2. Particle Network presents wallet options (MetaMask, WalletConnect, Coinbase, social)
3. User connects wallet
4. Server generates a random challenge string
5. User signs the challenge with their wallet private key
6. Server verifies the signature against the wallet public address
7. Server issues a session token
8. Session token is stored as an HTTP-only cookie
9. All subsequent requests include the cookie for authentication
Access Control
| Role | Permissions |
|---|---|
| Owner | Full control. Manage users, settings, backups, updates. First wallet to connect. |
| Admin | Manage files, run WASM, use AI. Cannot modify system settings or manage users. |
| Member | Read/write files, use AI chat. Cannot run WASM or access admin features. |
Data Flow Examples
File Upload
Browser Server Storage
| | |
|-- POST /write (file) ---->| |
| |-- verify session -------->|
| |-- write to local fs ----->|
| |-- pin to IPFS (Helia) --->|
| |-- update SQLite index --->|
|<-- 200 { path, cid } ----| |
WASM Calculation
Browser Server WASM Runtime
| | |
|-- POST /api/wasm/execute ->| |
| |-- verify session -------->|
| |-- load WASM module ------>|
| |-- execute in sandbox ---->|
| |<-- result ----------------|
|<-- 200 { result } --------| |
Live Infrastructure
For current super node IPs, DNS records, and connectivity details, see the canonical PC2 Network Infrastructure page.
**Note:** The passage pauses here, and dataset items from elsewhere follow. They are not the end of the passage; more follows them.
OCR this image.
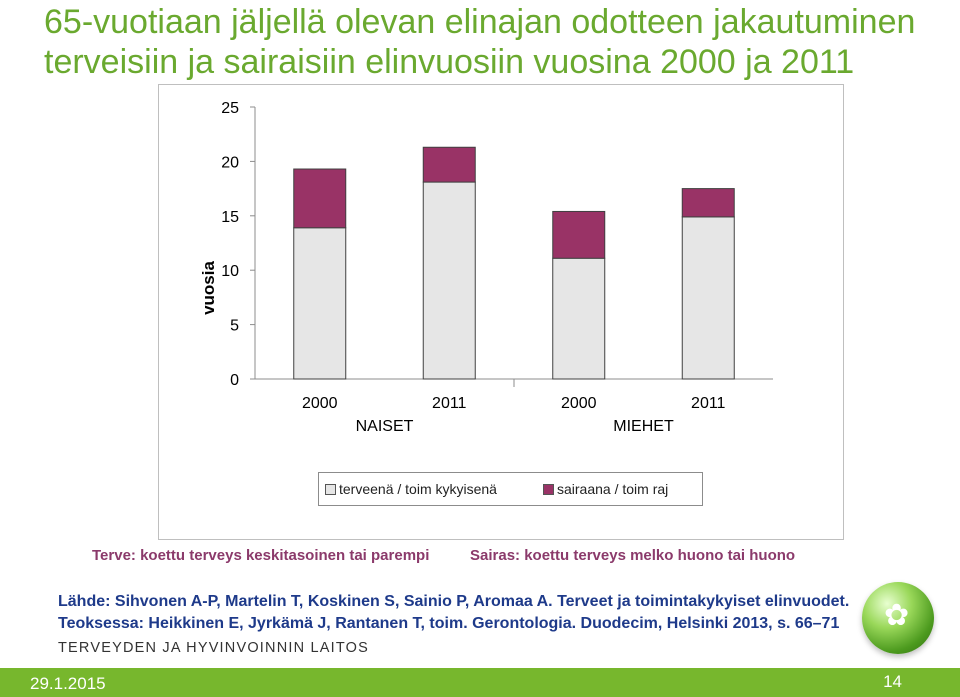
65-vuotiaan jäljellä olevan elinajan odotteen jakautuminen
terveisiin ja sairaisiin elinvuosiin vuosina 2000 ja 2011
0
5
10
15
20
25
vuosia
2000	2011	2000	2011
NAISET	MIEHET
terveenä / toim kykyisenä	sairaana / toim raj
Terve: koettu terveys keskitasoinen tai parempi	Sairas: koettu terveys melko huono tai huono
Lähde: Sihvonen A-P, Martelin T, Koskinen S, Sainio P, Aromaa A. Terveet ja toimintakykyiset elinvuodet.
Teoksessa: Heikkinen E, Jyrkämä J, Rantanen T, toim. Gerontologia. Duodecim, Helsinki 2013, s. 66–71
TERVEYDEN JA HYVINVOINNIN LAITOS
✿
29.1.2015	14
Future: Runtime v2 Architecture
The architecture described above is PC2 v1. In Runtime v2, PC2 becomes a shell capsule hosted by the ElastOS Runtime, with each v1 service mapping to an isolated capsule:
| PC2 v1 Component | Runtime v2 Capsule |
|---|---|
| Desktop frontend | Shell capsule (policy decisions) |
| StorageService | localhost-provider capsule |
| AIService (Ollama) | AI provider capsule (LLM routing via elastos://ai/) |
| WASMRuntime | Runtime's Wasmtime substrate (wasm32-wasip1) |
| AuthService (wallet session) | did-provider capsule (Ed25519 did:key) + capability tokens |
| BosonService (DHT/Proxy) | peer-provider capsule (Iroh/QUIC) |
The user experience stays the same; the security model changes underneath. For the convergence timeline and current status, see the Runtime Roadmap. For the full runtime architecture, see the Runtime documentation.